В понедельник я, на почтовом велосипеде, еду за похоронной процессией на кладбище и встаю за деревом недалеко от могилы. Миссис Кармоди рыдает. Мистер Кармоди шмыгает носом, и вид у него озадаченный. Прочитав молитвы на латыни, священник окропляет гроб святой водой.
Мне хочется подойти к священнику, к мистеру и миссис Кармоди и сказать им, что это я отправил Терезу в ад и пусть делают со мной, что хотят. Оскорбляют. Бранят на чем свет стоит. Закидают землей. Но я так и стою за деревом и смотрю, как трое скорбящих уходят, и могильщики закапывают яму.
Свежевскопанную землю уже посеребрил иней. Я думаю о Терезе, о могильном холоде, о ее рыжих волосах и зеленых глазах. Меня обуревают непонятные чувства, но одно я знаю точно — никогда прежде, даже когда умирал кто-то в моей семье или у соседей, мне еще не было так больно, и не дай бог когда-нибудь еще испытать такую боль.
Темнеет. Я вывожу велосипед с кладбища и еду развозить телеграммы.
Миссис О’Коннелл вручает мне телеграммы для мистера Харрингтона — англичанина. У него умерла жена, которая родилась и всю жизнь прожила в Лимерике. Ребята на почте говорят, что телеграммы с соболезнованиями — пустая трата времени. Получающие их просто плачут, рыдают и, раз у них горе, то думают, что и чаевых платить не надо. Могут только спросить, не хочешь ли взглянуть на покойного и помолиться за его душу. И ладно, если бы при этом угостили хоть глоточком шерри или бутербродом с ветчиной. Так нет, молитву им подавай, а ты — всего лишь разносчик телеграмм, и в лучшем случае тебе перепадет сухое печенье.

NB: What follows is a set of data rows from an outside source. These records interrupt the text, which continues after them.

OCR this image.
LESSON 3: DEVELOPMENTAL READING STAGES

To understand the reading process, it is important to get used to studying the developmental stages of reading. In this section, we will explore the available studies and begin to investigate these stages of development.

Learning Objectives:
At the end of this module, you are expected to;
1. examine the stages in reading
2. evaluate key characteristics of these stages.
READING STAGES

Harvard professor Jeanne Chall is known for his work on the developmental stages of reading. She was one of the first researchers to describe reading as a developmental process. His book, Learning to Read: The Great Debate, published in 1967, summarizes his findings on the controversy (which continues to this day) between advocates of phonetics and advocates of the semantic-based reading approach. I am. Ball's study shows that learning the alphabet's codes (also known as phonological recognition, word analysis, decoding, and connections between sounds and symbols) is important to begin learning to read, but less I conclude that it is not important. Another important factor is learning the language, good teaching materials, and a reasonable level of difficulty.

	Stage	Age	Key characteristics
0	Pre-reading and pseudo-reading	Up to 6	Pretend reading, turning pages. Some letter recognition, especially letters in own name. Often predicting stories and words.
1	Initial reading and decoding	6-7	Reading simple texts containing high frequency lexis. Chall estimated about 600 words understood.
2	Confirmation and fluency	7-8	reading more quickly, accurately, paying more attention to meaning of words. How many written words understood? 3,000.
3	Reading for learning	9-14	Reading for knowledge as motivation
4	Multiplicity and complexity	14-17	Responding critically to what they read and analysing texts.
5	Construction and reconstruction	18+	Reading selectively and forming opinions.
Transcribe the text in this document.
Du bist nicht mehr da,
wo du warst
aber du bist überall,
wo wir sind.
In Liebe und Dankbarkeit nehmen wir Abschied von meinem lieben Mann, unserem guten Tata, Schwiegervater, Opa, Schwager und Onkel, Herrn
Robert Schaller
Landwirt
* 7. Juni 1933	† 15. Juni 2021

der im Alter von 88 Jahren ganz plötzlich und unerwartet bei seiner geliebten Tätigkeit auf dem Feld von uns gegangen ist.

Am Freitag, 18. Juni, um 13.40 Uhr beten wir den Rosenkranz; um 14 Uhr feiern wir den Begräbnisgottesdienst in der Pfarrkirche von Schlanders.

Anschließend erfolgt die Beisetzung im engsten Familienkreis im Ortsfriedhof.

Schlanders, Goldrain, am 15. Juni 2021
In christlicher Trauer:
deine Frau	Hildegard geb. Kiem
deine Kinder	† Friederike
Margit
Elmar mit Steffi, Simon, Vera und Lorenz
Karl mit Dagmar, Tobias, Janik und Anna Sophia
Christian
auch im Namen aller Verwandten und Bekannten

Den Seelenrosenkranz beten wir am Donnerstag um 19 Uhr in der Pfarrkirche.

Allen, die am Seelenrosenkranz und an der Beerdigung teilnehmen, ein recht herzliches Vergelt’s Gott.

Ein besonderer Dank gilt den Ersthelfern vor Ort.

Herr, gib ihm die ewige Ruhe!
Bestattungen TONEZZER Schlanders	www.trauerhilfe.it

Мальчики постарше говорят, что главное — правильно себя вести, тогда может и дадут чаевые. Если попросят зайти и прочитать молитву, надо опуститься на колени поближе к усопшему, вздохнуть как можно глубже, осенить себя крестным знамением, уткнуться лицом в постель, и потрясти хорошенько плечами, будто содрогаешься от горестных рыданий, а потом вцепиться в постель обеими руками, будто ты не в силах покинуть усопшего, несмотря на то что еще телеграммы развозить надо. А еще обязательно щеки должны блестеть: можно поплакать, можно на руки поплевать и растереть, и если после всего этого чаевых не дадут, то в следующий раз подсовывать им телеграмму под дверь или в форточку швырять — пусть себе одни горюют.